叙旧的两个人和一个大醋坛子在庙里,连岁亦和陆见渊在庙外的马车里。
英明神武、丰神俊朗的陆大侠揉着怀里连岁亦的脸,开口说话了,“这时候还有心思管别人的事情,嗯?”似乎是察觉到下面会有怎么样的情节发展,连岁亦把脑袋甩得跟拨浪鼓一样,连声道:“没心思没心思……”
他什么时候管别人的事情了?!qaq他只是个嫌麻烦的懒惰的宅男罢了,别把这么拯救世界的事情放在他身上/
陆见渊哭笑不得,只好摁住连岁亦的脑袋,以防他把自己给装晕了。将人搂进怀里,陆见渊低了声音在连岁亦耳边轻声说道:“岁亦,你是真不明白还是揣着明白装糊涂呢?”“什么明白和明白,糊涂和糊涂,我不知道啊不知道啊不知道啊。”

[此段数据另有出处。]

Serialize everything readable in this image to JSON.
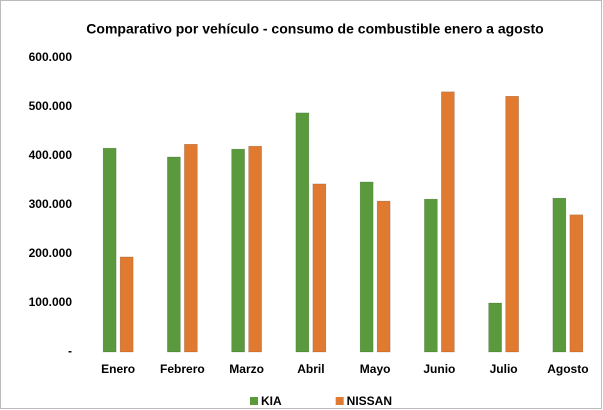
{
  "chart_data": {
    "type": "bar",
    "title": "Comparativo por vehículo - consumo de combustible enero a agosto",
    "categories": [
      "Enero",
      "Febrero",
      "Marzo",
      "Abril",
      "Mayo",
      "Junio",
      "Julio",
      "Agosto"
    ],
    "series": [
      {
        "name": "KIA",
        "color": "#5a9a3c",
        "values": [
          416000,
          398000,
          414000,
          488000,
          347000,
          312000,
          100000,
          314000
        ]
      },
      {
        "name": "NISSAN",
        "color": "#e07a30",
        "values": [
          194000,
          424000,
          420000,
          343000,
          308000,
          531000,
          522000,
          280000
        ]
      }
    ],
    "ylim": [
      0,
      600000
    ],
    "yticks": [
      {
        "value": 0,
        "label": "-"
      },
      {
        "value": 100000,
        "label": "100.000"
      },
      {
        "value": 200000,
        "label": "200.000"
      },
      {
        "value": 300000,
        "label": "300.000"
      },
      {
        "value": 400000,
        "label": "400.000"
      },
      {
        "value": 500000,
        "label": "500.000"
      },
      {
        "value": 600000,
        "label": "600.000"
      }
    ],
    "grid": false,
    "legend": "bottom"
  }
}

语音刚落,连岁亦睁大了一双眼睛看着陆见渊近在咫尺的一张帅脸,小心脏“扑通扑通”地乱跳,似乎震耳欲聋的心跳声都已经传到陆见渊的耳朵里。连岁亦伸手推了推,陆见渊没动,用力地再推了推,陆见渊终于动了下,连岁亦刚喘口气,抱着他的那个大侠就更加用力地堵住了他的嘴巴。
臭、臭流氓,他嘴巴的清白啊qaq
好半天,连岁亦才解除桎梏。满面通红的某人瞪着气定神闲的某人,炸了毛,闹了别扭。一双猫儿眼亮晶晶的,还带着点水汽。
连岁亦的内心里的小人已经掀翻了一排的桌子,被亲了!被陆大侠亲了!活了二十多年还会为一个吻而羞涩的人实在是难得的纯情,这个刚刚失去了嘴巴的清白的人闭上眼睛揪住羊毛小毯子裹住了自己,然后缩在了马车的一角。
心里默念着,我才没高兴,我很生气很生气很生气,后果很严重很严重很严重= =
在无数个这般自欺欺人的回合后,连岁亦裹着的小毯子被轻轻地扯动了,一股好闻的檀香气息渐渐靠近。连岁亦郁卒地掀了毯子,起了身,面对着陆见渊的带笑的脸庞,连岁亦紧张得小腿肚子都快抽筋了。
这个世界上,亘古不变的主题就那么几个,爱情就是其中之一。现在连岁亦就面临着这个伟大的主题降临在他身上的各种迟钝反应。面前的陆见渊低声笑了笑,连岁亦抿着嘴巴可怜兮兮地看着他。
好想,好想把自己裹进厚厚的棉被里qaq
陆见渊把还在别扭的连岁亦搂了过来,蹭了蹭连岁亦的发顶,陆见渊道:“现在是糊涂还是明白?”连岁亦哭丧着脸,真想说一句,可不可以说不明白。
似乎是知道了连岁亦的心思,陆见渊亲了连岁亦的耳朵,道:“岁亦,我喜欢你。”
“……嗯。”
作者有话要说: 话说前面的虫子在这么坑爹的网络下还是有空的时候再捉吧= =
听说货币银行学开卷考,我就这么地开了电脑,做了好久都没做的事情——更新
别揍我/
☆、夏连年的消失
等到调完情的某些人从马车里面出来的时候,肖淮轻还在和那个取了个坑爹名字的斗容在谈天说地。从小时候的见闻谈到长大的见闻,从七大姑八大舅谈到朋友死党好基友好丽友。